Was läuft eigentlich in unserem Land falsch? Egal wo wir hinschauen, und dies nicht nur in Kleinmachnow, die mutwillige Zerstörung an Gebäuden und Kunstschätzen nimmt in einem Maße zu, dass ich mir eine Demonstration gegen solche Übergriffe wünschen würde. Ein weiteres Beispiel für sinnlose Zerstörung ist das Besprühen der 1831 fertiggestellten Granitschale im Berliner Lustgarten vor der Alten Nationalgalerie im Jahr 2020 mit ölhaltiger Farbe.

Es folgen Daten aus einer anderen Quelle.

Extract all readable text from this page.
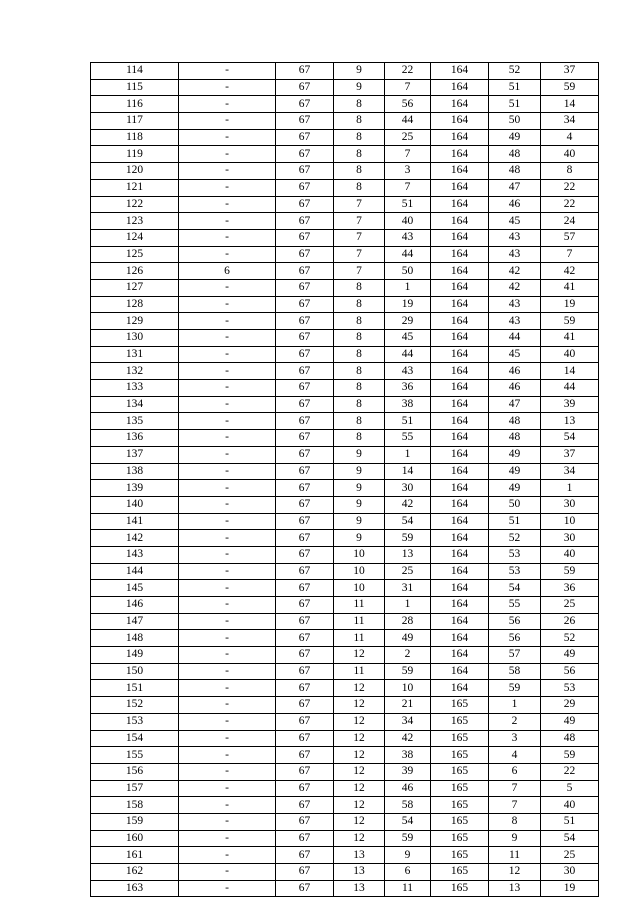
114	-	67	9	22	164	52	37
115	-	67	9	7	164	51	59
116	-	67	8	56	164	51	14
117	-	67	8	44	164	50	34
118	-	67	8	25	164	49	4
119	-	67	8	7	164	48	40
120	-	67	8	3	164	48	8
121	-	67	8	7	164	47	22
122	-	67	7	51	164	46	22
123	-	67	7	40	164	45	24
124	-	67	7	43	164	43	57
125	-	67	7	44	164	43	7
126	6	67	7	50	164	42	42
127	-	67	8	1	164	42	41
128	-	67	8	19	164	43	19
129	-	67	8	29	164	43	59
130	-	67	8	45	164	44	41
131	-	67	8	44	164	45	40
132	-	67	8	43	164	46	14
133	-	67	8	36	164	46	44
134	-	67	8	38	164	47	39
135	-	67	8	51	164	48	13
136	-	67	8	55	164	48	54
137	-	67	9	1	164	49	37
138	-	67	9	14	164	49	34
139	-	67	9	30	164	49	1
140	-	67	9	42	164	50	30
141	-	67	9	54	164	51	10
142	-	67	9	59	164	52	30
143	-	67	10	13	164	53	40
144	-	67	10	25	164	53	59
145	-	67	10	31	164	54	36
146	-	67	11	1	164	55	25
147	-	67	11	28	164	56	26
148	-	67	11	49	164	56	52
149	-	67	12	2	164	57	49
150	-	67	11	59	164	58	56
151	-	67	12	10	164	59	53
152	-	67	12	21	165	1	29
153	-	67	12	34	165	2	49
154	-	67	12	42	165	3	48
155	-	67	12	38	165	4	59
156	-	67	12	39	165	6	22
157	-	67	12	46	165	7	5
158	-	67	12	58	165	7	40
159	-	67	12	54	165	8	51
160	-	67	12	59	165	9	54
161	-	67	13	9	165	11	25
162	-	67	13	6	165	12	30
163	-	67	13	11	165	13	19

Lageplan mit Schleuse 2022

Die Tat von Jugendlichen, welche dort Graffitis mit teilweise obszönen Symbolen auf die polierte Oberfläche „aufsetzten“, ist trotz Flächenrestaurierung durch Farbspuren im Sockel noch immer sichtbar. Die geraubte Goldmünze aus dem Bodemuseum und der ebenfalls geraubte Schmuck aus dem Grünen Gewölbe in Dresden wurden zwar nicht vor Ort zerstört, sind laut Einschätzung von Kunstexperten jedoch längst in kleine Teile zerlegt und für uns als Zeugen ihrer Zeit verloren.

Weshalb bedaure ich dies zutiefst? Seit Kindertagen wurden uns von Erziehern und Lehrern die Kunst, die Kultur und die Geschichte nahegebracht. Und immer dienten solche Beispiele dafür, das Leben vor unserer Zeit anschaulich und lebendig erzählen zu können.

Galerie Alte Meister Führung 1967

Was ist das für eine Gesellschaft, die die bewusste Zerstörung am Medusentor, an den historischen Hinweistafeln auf dem Gelände der Alten Hakeburg und an anderen Kulturgütern als unabänderlich hinnehmen kann?

Da ich beruflich auch mit der Denkmalpflege zusammenarbeite, ein Hinweis für die Ist-doch-nicht-so-schlimm-Haltung: Es ist nicht damit getan, dass diese Schmierereien überstrichen werden.

Kindergruppe nach Führung in Sanssouci 1963

Jeder neue Farbauftrag auf dem alten Gemäuer des Medusentors, mit Farben, die in ihrer mineralischen Zusammensetzung weder die Farbe der ersten Baufassung noch den ursprünglichen Farbton erreichen, ist nur durch Handwerker mit den goldenen Händen aus der Denkmalpflege möglich. Doch weder die Handwerker noch das Geld dafür stehen zur Verfügung. Die Tafeln müssen neu produziert werden. Wer sind die Menschen, die zerstören und welche Werte haben sie?

Es wechseln die Zeiten. Doch wohin?

 

Fotos der Galerie Alter Meister und der Kindergruppe (c) Michael Günther – Fotos Kleinmachnow Geri Beerhalter

One comment

  1. Berlower says:

    Ich kann zwar verstehen, dass man als geschichtsinteressierte Person – die ich auch bin – frustriert über die Schmierereien ist. Aber der Vergleich der Clankriminalität (Diebstahl Goldmünze) und Graffiti ist leider daneben. Für die Jugend wird in der Region auch recht wenig getan und das ist vielleicht auch ein Grund für die Schmierereien, die aus deren Sicht eine Kunstform darstellt. „Was soll man auch machen mit 17-18 in Brandenburg“ singt schon Rainald Grebe. Antworten bekommt man übrigens auch recht schnell von der Gemeinde, wie ich finde.